Rendering of MIMiC Systems' wall-mounted terminal cooling unit installed in modern home interior

Brooklyn Startup's Air Conditioner Ditches Harmful Gases

🀯 Mind Blown

A Brooklyn company is building air conditioners without refrigerants or compressors, using solid materials to cool buildings while eliminating greenhouse gas leaks. The breakthrough could transform how 10% of global electricity gets used.

Air conditioning keeps us comfortable, but the refrigerant gases inside leak into the atmosphere with the warming power of thousands of CO2 molecules combined. Now a Brooklyn startup called MIMiC Systems has built an air conditioner that ditches those harmful chemicals entirely.

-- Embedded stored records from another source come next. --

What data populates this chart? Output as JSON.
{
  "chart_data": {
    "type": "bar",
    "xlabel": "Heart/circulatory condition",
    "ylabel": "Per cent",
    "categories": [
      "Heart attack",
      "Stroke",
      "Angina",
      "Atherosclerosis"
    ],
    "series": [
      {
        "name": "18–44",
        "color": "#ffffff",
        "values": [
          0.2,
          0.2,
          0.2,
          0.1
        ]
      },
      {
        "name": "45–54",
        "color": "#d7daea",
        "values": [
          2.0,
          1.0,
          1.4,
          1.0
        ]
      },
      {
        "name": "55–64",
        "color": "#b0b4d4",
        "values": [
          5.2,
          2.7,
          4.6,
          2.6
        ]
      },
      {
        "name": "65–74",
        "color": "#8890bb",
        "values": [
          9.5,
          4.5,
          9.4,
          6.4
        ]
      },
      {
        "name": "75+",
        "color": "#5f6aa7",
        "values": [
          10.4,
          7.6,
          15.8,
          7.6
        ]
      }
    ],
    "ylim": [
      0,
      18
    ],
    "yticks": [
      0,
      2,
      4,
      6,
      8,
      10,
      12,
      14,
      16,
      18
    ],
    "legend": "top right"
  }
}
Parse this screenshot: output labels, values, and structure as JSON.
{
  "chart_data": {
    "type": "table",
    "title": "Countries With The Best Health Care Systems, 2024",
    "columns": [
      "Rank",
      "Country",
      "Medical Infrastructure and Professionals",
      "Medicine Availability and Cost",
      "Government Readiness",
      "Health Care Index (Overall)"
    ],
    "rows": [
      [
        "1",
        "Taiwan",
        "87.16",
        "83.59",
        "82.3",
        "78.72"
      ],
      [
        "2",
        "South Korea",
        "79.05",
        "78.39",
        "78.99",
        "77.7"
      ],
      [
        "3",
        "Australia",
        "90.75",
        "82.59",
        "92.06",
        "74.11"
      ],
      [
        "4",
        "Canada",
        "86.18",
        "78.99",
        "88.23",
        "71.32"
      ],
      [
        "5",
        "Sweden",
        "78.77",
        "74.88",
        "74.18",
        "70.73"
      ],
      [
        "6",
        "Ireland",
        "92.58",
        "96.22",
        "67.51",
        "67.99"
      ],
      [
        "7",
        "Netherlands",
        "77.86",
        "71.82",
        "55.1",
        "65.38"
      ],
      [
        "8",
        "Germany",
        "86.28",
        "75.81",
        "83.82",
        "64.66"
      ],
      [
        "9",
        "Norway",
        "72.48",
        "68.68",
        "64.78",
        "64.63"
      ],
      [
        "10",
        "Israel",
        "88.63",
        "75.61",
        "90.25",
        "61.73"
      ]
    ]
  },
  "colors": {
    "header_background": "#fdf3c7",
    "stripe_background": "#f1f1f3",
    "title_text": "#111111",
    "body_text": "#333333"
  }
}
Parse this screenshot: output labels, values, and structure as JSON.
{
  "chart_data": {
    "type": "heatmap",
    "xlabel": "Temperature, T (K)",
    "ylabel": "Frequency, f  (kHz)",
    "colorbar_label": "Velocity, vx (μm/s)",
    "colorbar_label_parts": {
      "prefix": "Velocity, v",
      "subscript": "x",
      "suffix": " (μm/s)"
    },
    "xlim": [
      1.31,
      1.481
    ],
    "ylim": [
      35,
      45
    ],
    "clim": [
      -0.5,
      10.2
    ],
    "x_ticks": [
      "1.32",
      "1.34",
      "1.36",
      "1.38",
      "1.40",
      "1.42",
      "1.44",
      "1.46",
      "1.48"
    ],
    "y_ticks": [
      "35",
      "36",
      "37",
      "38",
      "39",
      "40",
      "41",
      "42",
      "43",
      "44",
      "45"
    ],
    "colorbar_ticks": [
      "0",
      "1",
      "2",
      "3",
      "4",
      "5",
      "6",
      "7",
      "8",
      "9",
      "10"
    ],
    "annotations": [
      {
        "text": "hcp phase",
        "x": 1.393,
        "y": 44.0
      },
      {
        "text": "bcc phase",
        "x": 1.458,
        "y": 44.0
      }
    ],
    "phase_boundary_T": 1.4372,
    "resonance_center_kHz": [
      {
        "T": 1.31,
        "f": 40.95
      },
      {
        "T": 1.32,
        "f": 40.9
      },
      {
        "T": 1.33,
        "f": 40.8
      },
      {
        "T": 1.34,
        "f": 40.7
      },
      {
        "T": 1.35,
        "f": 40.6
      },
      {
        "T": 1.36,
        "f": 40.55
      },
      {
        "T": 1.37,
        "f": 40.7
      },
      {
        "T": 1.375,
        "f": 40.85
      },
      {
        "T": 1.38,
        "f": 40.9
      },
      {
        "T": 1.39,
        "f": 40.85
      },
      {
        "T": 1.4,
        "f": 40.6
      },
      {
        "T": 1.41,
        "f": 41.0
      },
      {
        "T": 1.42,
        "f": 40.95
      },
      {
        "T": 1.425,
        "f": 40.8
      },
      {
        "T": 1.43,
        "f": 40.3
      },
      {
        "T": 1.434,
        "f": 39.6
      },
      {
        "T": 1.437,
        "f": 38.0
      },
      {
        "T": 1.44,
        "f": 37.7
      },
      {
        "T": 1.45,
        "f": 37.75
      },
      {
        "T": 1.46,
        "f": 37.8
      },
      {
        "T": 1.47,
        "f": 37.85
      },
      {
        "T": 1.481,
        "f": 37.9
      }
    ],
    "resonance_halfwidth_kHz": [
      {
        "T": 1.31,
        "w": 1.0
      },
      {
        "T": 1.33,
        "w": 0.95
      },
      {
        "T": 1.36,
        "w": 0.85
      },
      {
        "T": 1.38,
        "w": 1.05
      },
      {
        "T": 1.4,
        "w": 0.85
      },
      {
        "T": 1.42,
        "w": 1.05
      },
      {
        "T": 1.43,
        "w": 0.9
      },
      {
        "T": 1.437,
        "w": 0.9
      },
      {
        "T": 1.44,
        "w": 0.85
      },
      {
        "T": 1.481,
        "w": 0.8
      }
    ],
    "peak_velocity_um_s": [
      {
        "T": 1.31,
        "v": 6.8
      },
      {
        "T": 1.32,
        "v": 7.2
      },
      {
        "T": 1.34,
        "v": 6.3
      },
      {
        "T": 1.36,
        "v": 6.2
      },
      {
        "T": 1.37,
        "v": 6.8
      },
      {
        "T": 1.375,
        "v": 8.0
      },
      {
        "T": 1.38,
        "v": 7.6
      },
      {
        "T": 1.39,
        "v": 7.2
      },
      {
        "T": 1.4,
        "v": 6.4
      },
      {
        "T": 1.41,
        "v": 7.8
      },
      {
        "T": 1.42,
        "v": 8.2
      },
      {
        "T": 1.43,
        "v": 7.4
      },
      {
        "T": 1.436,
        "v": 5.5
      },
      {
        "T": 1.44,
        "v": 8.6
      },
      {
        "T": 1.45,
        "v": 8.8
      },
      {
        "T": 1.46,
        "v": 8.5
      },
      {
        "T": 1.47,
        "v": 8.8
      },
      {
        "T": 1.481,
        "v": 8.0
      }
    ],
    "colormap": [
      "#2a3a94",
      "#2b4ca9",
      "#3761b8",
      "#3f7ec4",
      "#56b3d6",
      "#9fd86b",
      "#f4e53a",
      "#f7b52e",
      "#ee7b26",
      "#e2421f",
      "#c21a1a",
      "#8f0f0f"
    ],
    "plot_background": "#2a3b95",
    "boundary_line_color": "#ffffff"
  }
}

Traditional air conditioners rely on technology from the 1800s, circulating potent greenhouse gases through compressor units. Even tiny leaks pack an outsized climate punch, contributing up to 3% of global emissions, nearly matching the entire aviation industry.

"It's not practical at scale to make these systems leak-free and still cheap enough to be commercially viable," explained Jarad Mason, a Harvard chemistry professor studying cooling alternatives. As refrigerants escape, the units also draw more electricity to compensate, compounding the climate damage.

MIMiC's solution uses thermoelectric cooling, moving heat through electrons in solid materials like bismuth and tellurium instead of evaporating gases. The system has zero moving parts, meaning fewer replacements, less waste, and lower costs over time.

CEO Berardo Matalucci says the cooling industry has been risk-averse, sticking with old technology even as climate change drives air conditioning demand toward tripling by 2050. His team is experimenting with cheaper materials like silver and selenium to bring solid-state cooling into homes, offices, and hotels.

Brooklyn Startup's Air Conditioner Ditches Harmful Gases

The technology isn't entirely new. Solid-state cooling was developed mid-century but remained confined to submarines and spacecraft where reliability mattered most. The challenge has been matching the energy efficiency of conventional units while keeping costs down.

The Ripple Effect

MIMiC is closing that gap fast. The company is targeting efficiencies comparable to today's air conditioners and expects to surpass them as materials improve. They've already installed pilot systems in Vancouver buildings.

The timing couldn't be better. While the traditional air conditioning market will grow to $308 billion by 2035, the solid-state cooling market is exploding faster, projected to jump from under $1 billion in 2024 to $4.55 billion by 2032.

Europe has already switched many cooling systems to propane refrigerants with lower climate impact, though flammability creates safety concerns. The U.S. has been slower to ban harmful refrigerants, making alternatives like MIMiC's even more crucial.

Cooling currently accounts for 10% of global electricity demand and represents the fastest-growing energy use in buildings worldwide. Solving that problem without greenhouse gas leaks could reshape our climate future while keeping people comfortable as temperatures rise.

Innovation is proving that staying cool doesn't have to cost the planet.